Date 4-3-1998, time 12:09:16

This is a sample from a subdivided population which has two subpopulations. This is the default output for genetree. More or less output can be specified by using the -o option. To redirect the output to a file in UNIX the user should use the unix command >.

For example

genetree tree 1.0 100000 771 > tree.out

redirects the screen output to a file called tree.out. All output files are placed in the current directory unless otherwise directed. If a command in the syntax line, in the option explanations below, is surrounded by bracket () then this implies that this option is only necessary when a the sample is from a subdivided population. The migration matrix that is used in most of the examples below is contained in the file mig.

It is

0.0 1.0

1.0 0.0

-@ If there are many options required it is often convenient to write some or all of these

commands into a separate file, an input file. This shortens the command line considerably.

Syntax:genetree tree_file theta runs seed @input_file

The @ operator tells genetree to look in the file called input_file for the option parameters.

Example:genetree data6 1.0 100000 616 -2 @input

The file input contains

-m mig

-e exp1

-o 4

The order of the options does not matter.

-j Lets the user enter data in the form described in Data Preparation and Format . It is then changed into the tree format with 0 denoting the ancestral base. Note this option only takes the seq_file when the haplotypes are in the binary sequence form and assumes that 0 is the ancestral type at a site. All sites must be polymorphic otherwise genetree will not run and display the error message:

Site i must be a segregating site.

Syntax:genetree tree_file -j seq_file

Example:genetree tree.dat -j seq.dat

The file seq.dat contains

0 1 : 1 0 0 0

1 2 : 0 0 0 0

2 3 : 0 1 0 0

2 1 : 1 0 0 1

The file tree.dat has the gene tree

0 1 : 1 0

1 2 : 0

2 3 : 2 0

2 1 : 3 1 0

-J Converts sequence data from a more general form, using bases or binary data, into a tree and allows specification of the ancestor bases. Note: ancestor bases must be specified if bases are used and all sites must be polymorphic.

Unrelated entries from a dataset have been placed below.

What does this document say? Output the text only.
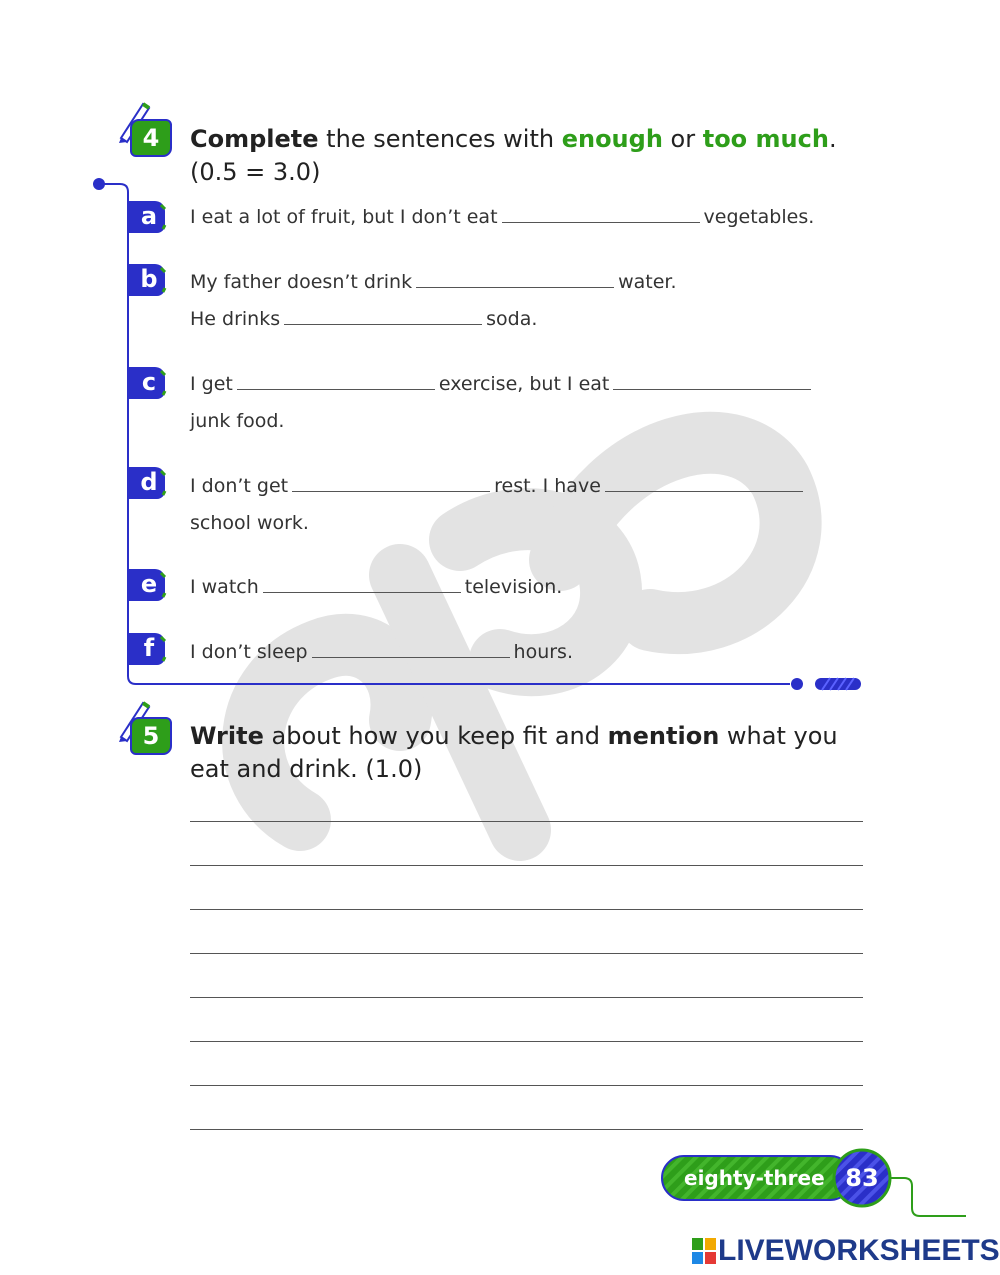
4	Complete the sentences with enough or too much.
(0.5 = 3.0)
a
b
c
d
e
f
I eat a lot of fruit, but I don’t eat	vegetables.
My father doesn’t drink	water.
He drinks	soda.
I get	exercise, but I eat
junk food.
I don’t get	rest. I have
school work.
I watch	television.
I don’t sleep	hours.
5	Write about how you keep fit and mention what you
eat and drink. (1.0)
eighty-three 83
LIVEWORKSHEETS
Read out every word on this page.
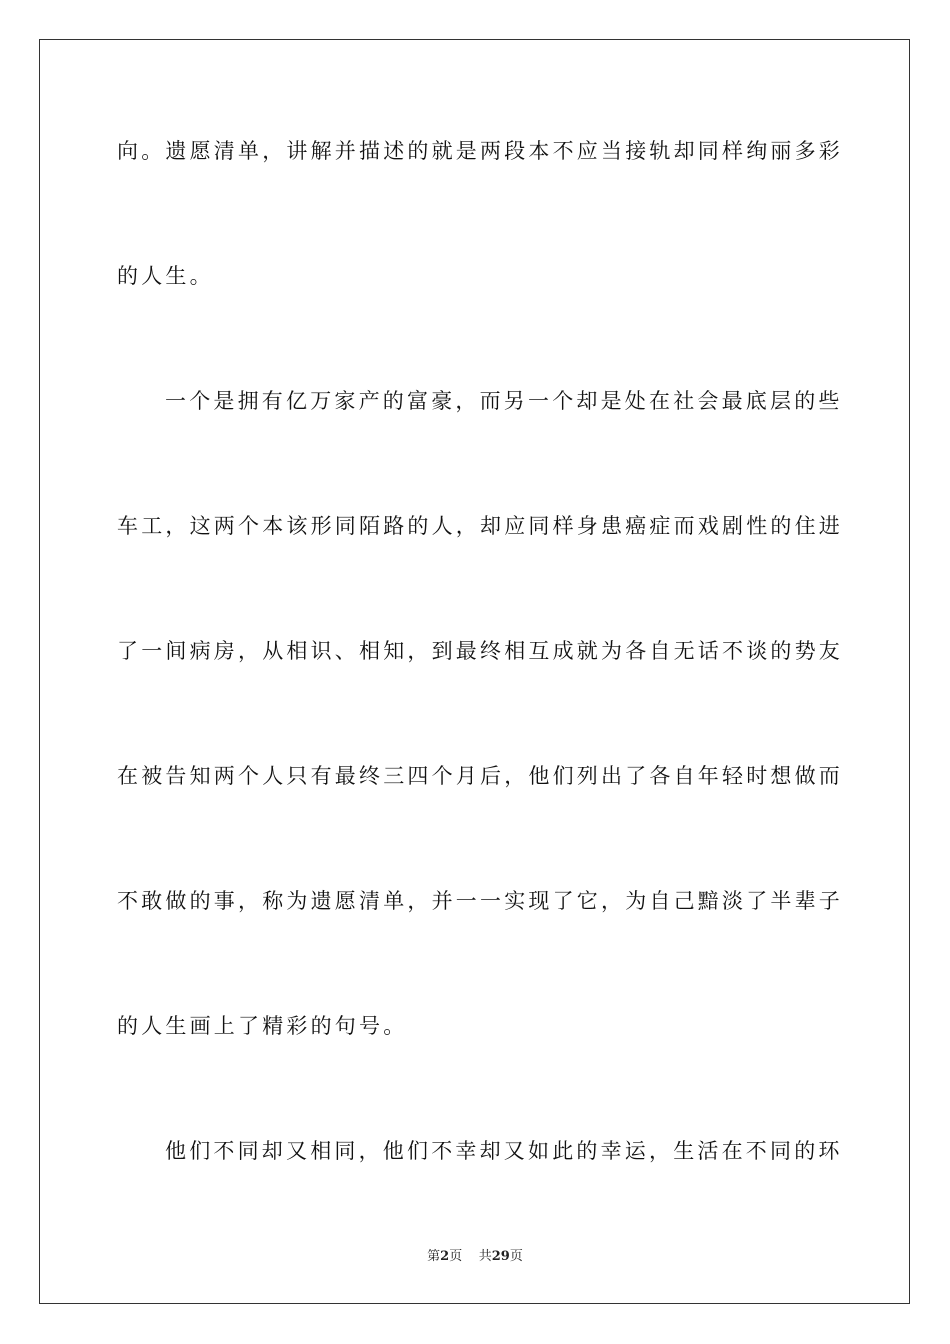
向。遗愿清单，讲解并描述的就是两段本不应当接轨却同样绚丽多彩
的人生。
一个是拥有亿万家产的富豪，而另一个却是处在社会最底层的些
车工，这两个本该形同陌路的人，却应同样身患癌症而戏剧性的住进
了一间病房，从相识、相知，到最终相互成就为各自无话不谈的势友
在被告知两个人只有最终三四个月后，他们列出了各自年轻时想做而
不敢做的事，称为遗愿清单，并一一实现了它，为自己黯淡了半辈子
的人生画上了精彩的句号。
他们不同却又相同，他们不幸却又如此的幸运，生活在不同的环
第2页 共29页
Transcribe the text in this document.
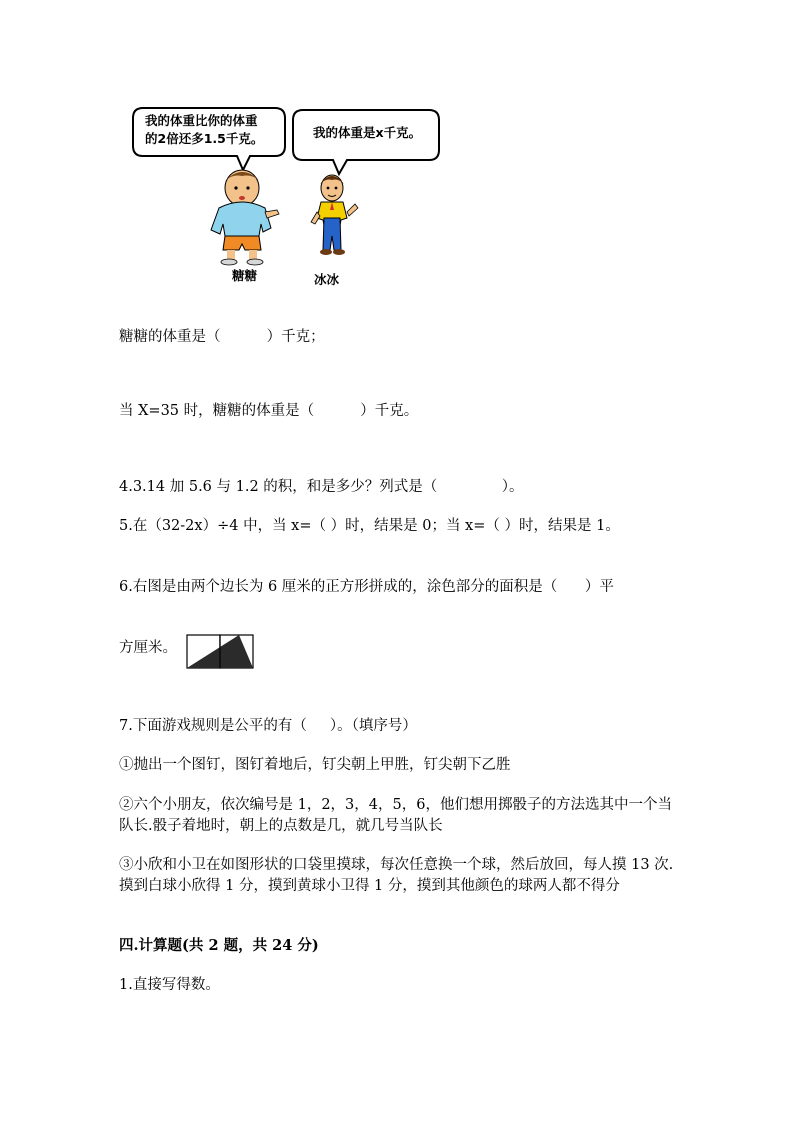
我的体重比你的体重
的2倍还多1.5千克。	我的体重是x千克。
糖糖	冰冰
糖糖的体重是（          ）千克；
当 X=35 时，糖糖的体重是（          ）千克。
4.3.14 加 5.6 与 1.2 的积，和是多少？列式是（              ）。
5.在（32-2x）÷4 中，当 x=（ ）时，结果是 0；当 x=（ ）时，结果是 1。
6.右图是由两个边长为 6 厘米的正方形拼成的，涂色部分的面积是（      ）平
方厘米。
7.下面游戏规则是公平的有（     ）。（填序号）
①抛出一个图钉，图钉着地后，钉尖朝上甲胜，钉尖朝下乙胜
②六个小朋友，依次编号是 1，2，3，4，5，6，他们想用掷骰子的方法选其中一个当队长.骰子着地时，朝上的点数是几，就几号当队长
③小欣和小卫在如图形状的口袋里摸球，每次任意换一个球，然后放回，每人摸 13 次.摸到白球小欣得 1 分，摸到黄球小卫得 1 分，摸到其他颜色的球两人都不得分
四.计算题(共 2 题，共 24 分)
1.直接写得数。
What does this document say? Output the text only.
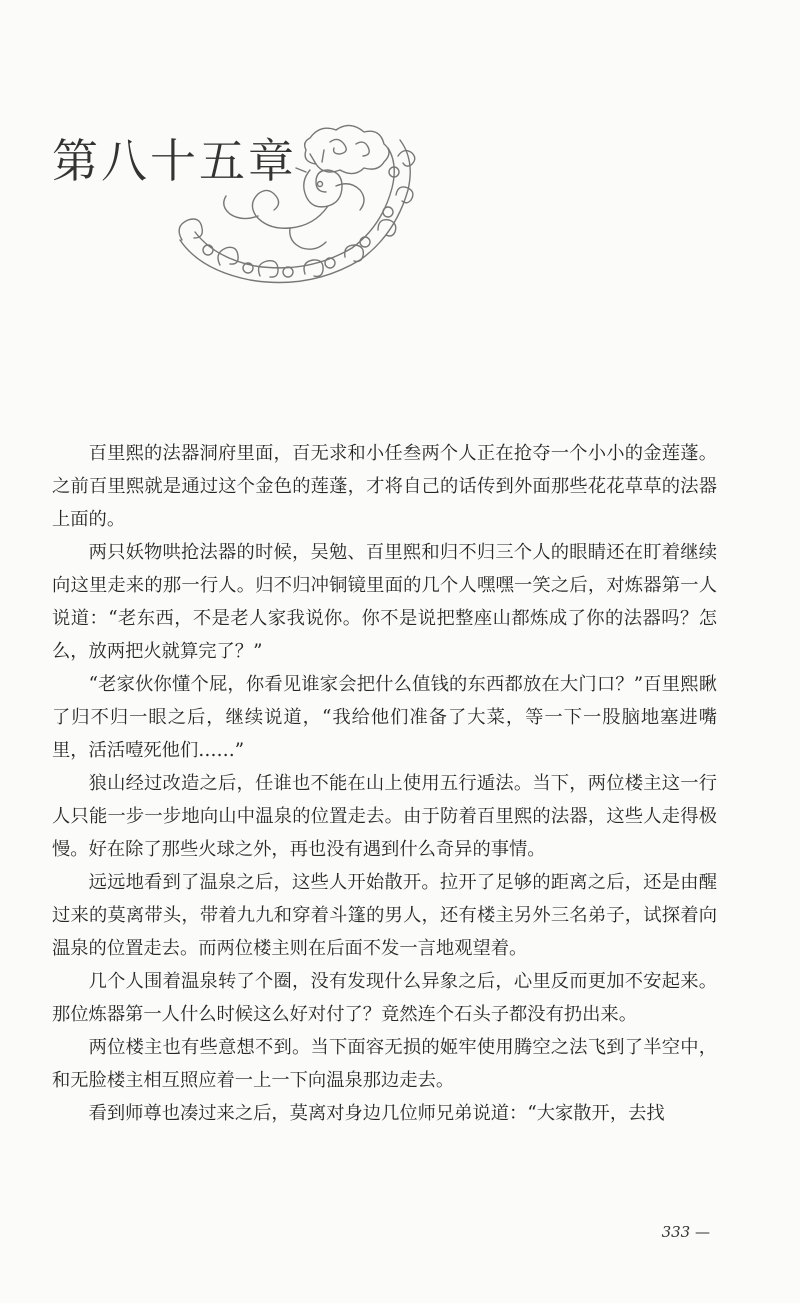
第八十五章

百里熙的法器洞府里面，百无求和小任叁两个人正在抢夺一个小小的金莲蓬。之前百里熙就是通过这个金色的莲蓬，才将自己的话传到外面那些花花草草的法器上面的。

两只妖物哄抢法器的时候，吴勉、百里熙和归不归三个人的眼睛还在盯着继续向这里走来的那一行人。归不归冲铜镜里面的几个人嘿嘿一笑之后，对炼器第一人说道：“老东西，不是老人家我说你。你不是说把整座山都炼成了你的法器吗？怎么，放两把火就算完了？”

“老家伙你懂个屁，你看见谁家会把什么值钱的东西都放在大门口？”百里熙瞅了归不归一眼之后，继续说道，“我给他们准备了大菜，等一下一股脑地塞进嘴里，活活噎死他们……”

狼山经过改造之后，任谁也不能在山上使用五行遁法。当下，两位楼主这一行人只能一步一步地向山中温泉的位置走去。由于防着百里熙的法器，这些人走得极慢。好在除了那些火球之外，再也没有遇到什么奇异的事情。

远远地看到了温泉之后，这些人开始散开。拉开了足够的距离之后，还是由醒过来的莫离带头，带着九九和穿着斗篷的男人，还有楼主另外三名弟子，试探着向温泉的位置走去。而两位楼主则在后面不发一言地观望着。

几个人围着温泉转了个圈，没有发现什么异象之后，心里反而更加不安起来。那位炼器第一人什么时候这么好对付了？竟然连个石头子都没有扔出来。

两位楼主也有些意想不到。当下面容无损的姬牢使用腾空之法飞到了半空中，和无脸楼主相互照应着一上一下向温泉那边走去。

看到师尊也凑过来之后，莫离对身边几位师兄弟说道：“大家散开，去找

333 —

Syntax:genetree tree_file -J seq_file anc_file

Example:genetree tree.dat -J seq.dat anc.dat

The files seq.dat

0 1 : A . T

1 2 : A . C

1 2 : C T T

and anc.dat

A . T

produce tree.dat

0 1 : 0

1 2 : 3 0

1 2 : 2 1 0

Note: The dot may indicate a missing base (in which case it is assumed to be different to the known base) or an insertion or deletion.

-z Generates all rooted trees from a given tree in the file tree.dat. These can then used by the -b option to calculate the likelihood of the unrooted tree. The probability of the unrooted tree is simply the sum of all the rooted tree probabilities.There is no need to use the sequence file. All the rooted trees are deduced from the rooted tree that is already in the tree format, in the file tree.dat. All possible trees are generated in the files tree_dat.i, i=0,..,s, where s is the number of polymorphic sites or alternatively if the original tree file was tree then the rooted trees will be in the files tree.i, i=0,..,s,.